Q1 2022 was by far the biggest quarter for VC fundraising last year, attracting 45% of the entire year’s VC investment—in part because of the eye-popping $3 billion financing round with which Altos Labs™ emerged from stealth mode, launching with the ambitious aim of reversing disease and aging processes that lead to injury, and disabilities through cellular rejuvenation programming. Investigators from Altos recently detailed some of the company’s research at the European Laboratory Research & Innovation Group (ELRIG) Drug Discovery Conference in Cambridge, U.K.

Baral said the challenges facing M&A are driving many biotechs toward acquiring assets through cheaper collaboration and licensing deals.

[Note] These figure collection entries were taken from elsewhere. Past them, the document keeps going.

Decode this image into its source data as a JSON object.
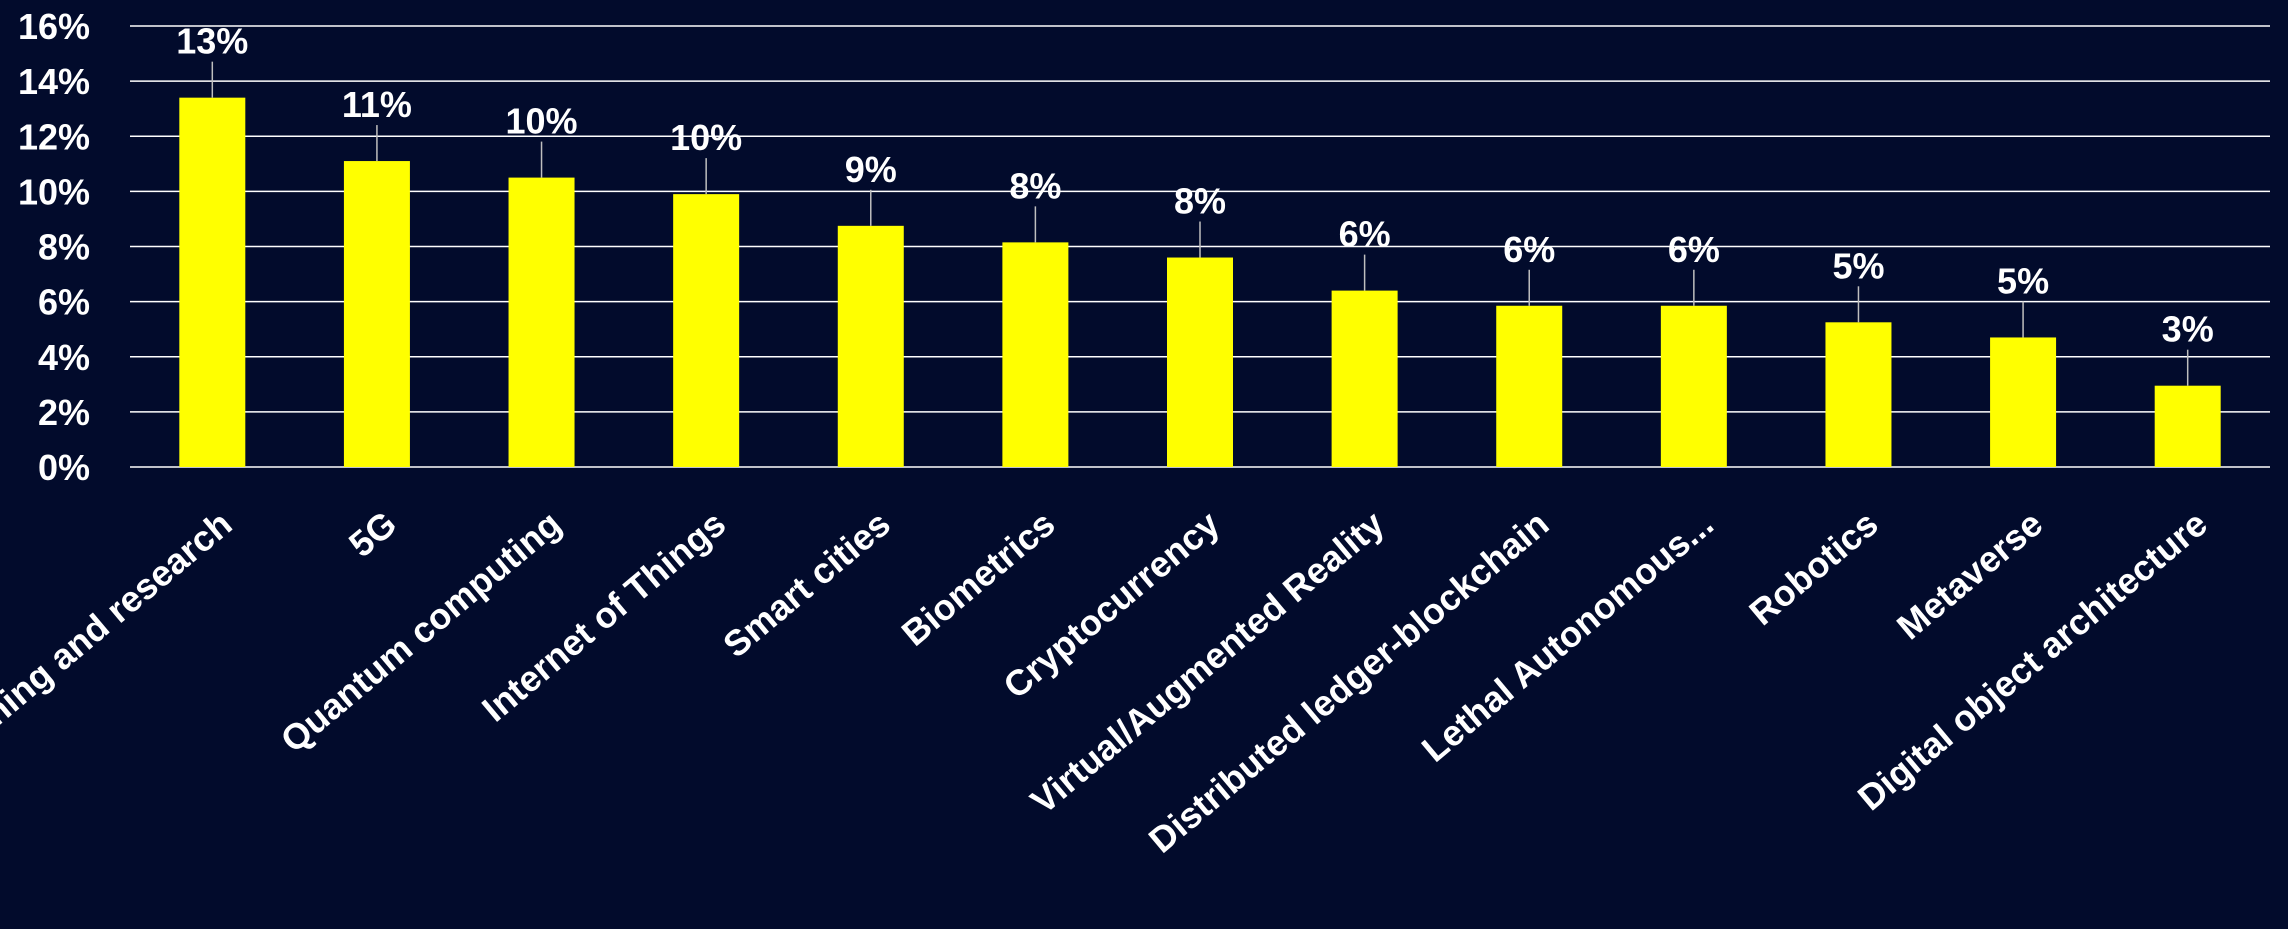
{
  "chart_data": {
    "type": "bar",
    "categories": [
      "Machine learning and research",
      "5G",
      "Quantum computing",
      "Internet of Things",
      "Smart cities",
      "Biometrics",
      "Cryptocurrency",
      "Virtual/Augmented Reality",
      "Distributed ledger-blockchain",
      "Lethal Autonomous...",
      "Robotics",
      "Metaverse",
      "Digital object architecture"
    ],
    "values": [
      13.4,
      11.1,
      10.5,
      9.9,
      8.75,
      8.15,
      7.6,
      6.4,
      5.85,
      5.85,
      5.25,
      4.7,
      2.95
    ],
    "data_labels": [
      "13%",
      "11%",
      "10%",
      "10%",
      "9%",
      "8%",
      "8%",
      "6%",
      "6%",
      "6%",
      "5%",
      "5%",
      "3%"
    ],
    "ylim": [
      0,
      16
    ],
    "yticks": [
      "0%",
      "2%",
      "4%",
      "6%",
      "8%",
      "10%",
      "12%",
      "14%",
      "16%"
    ],
    "ytick_values": [
      0,
      2,
      4,
      6,
      8,
      10,
      12,
      14,
      16
    ],
    "title": "",
    "xlabel": "",
    "ylabel": "",
    "grid": true,
    "legend": "none",
    "colors": {
      "background": "#020B2C",
      "bar": "#FFFF00",
      "grid": "#FFFFFF",
      "text": "#FFFFFF",
      "leader": "#BFBFBF"
    }
  }
}
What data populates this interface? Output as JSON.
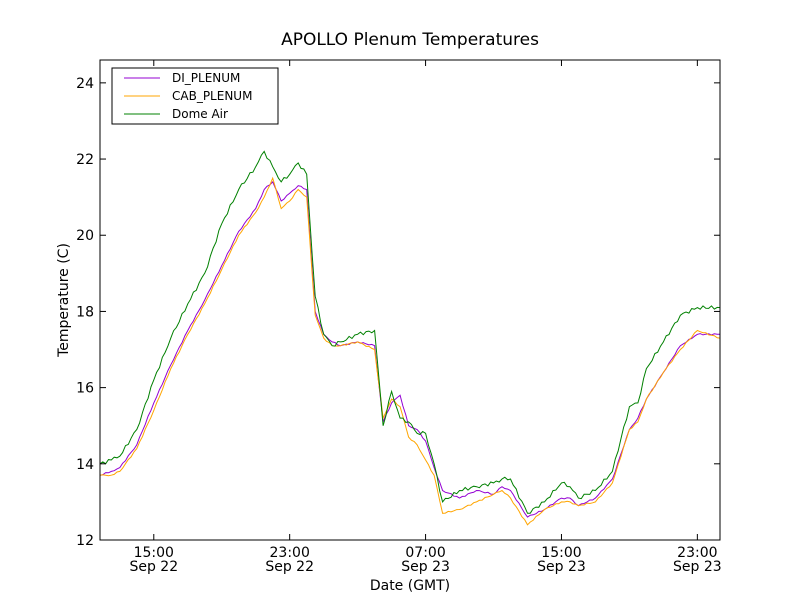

“We are seeing continued uptick on the collaboration and licensing deals. So, they have always been a feeder to the larger M&A on the back end. We do see that trends are not changing,” Baral said. “Frankly, in the current environment where the M&A is down because of macroeconomics, some regulatory concerns and the headwinds that we are facing, collaboration and joint ventures would continue to be where companies will invest in.”

Leaders & laggards


  • Sarepta Therapeutics (SRPT) shares jumped 31% on Monday, the first trading day after the FDA’s Cellular, Tissue and Gene Therapies Advisory Committee recommended that the FDA grant accelerated approval of SRP-9001 (delandistrogene moxeparvovec) to treat ambulatory Duchenne muscular dystrophy (DMD) patients with a confirmed mutation in the DMD gene. The 8-to-6 vote sets the stage for an expected FDA approval of the first gene therapy indicated for a form of DMD. Opponents urged the advisory committee to postpone action pending the expected release of efficacy data in September from a confirmatory clinical study of SRP-9001. Opponents also raised questions about whether expression of micro-dystrophin was, as Sarepta asserted, a surrogate endpoint that was reasonably likely to predict clinical benefit.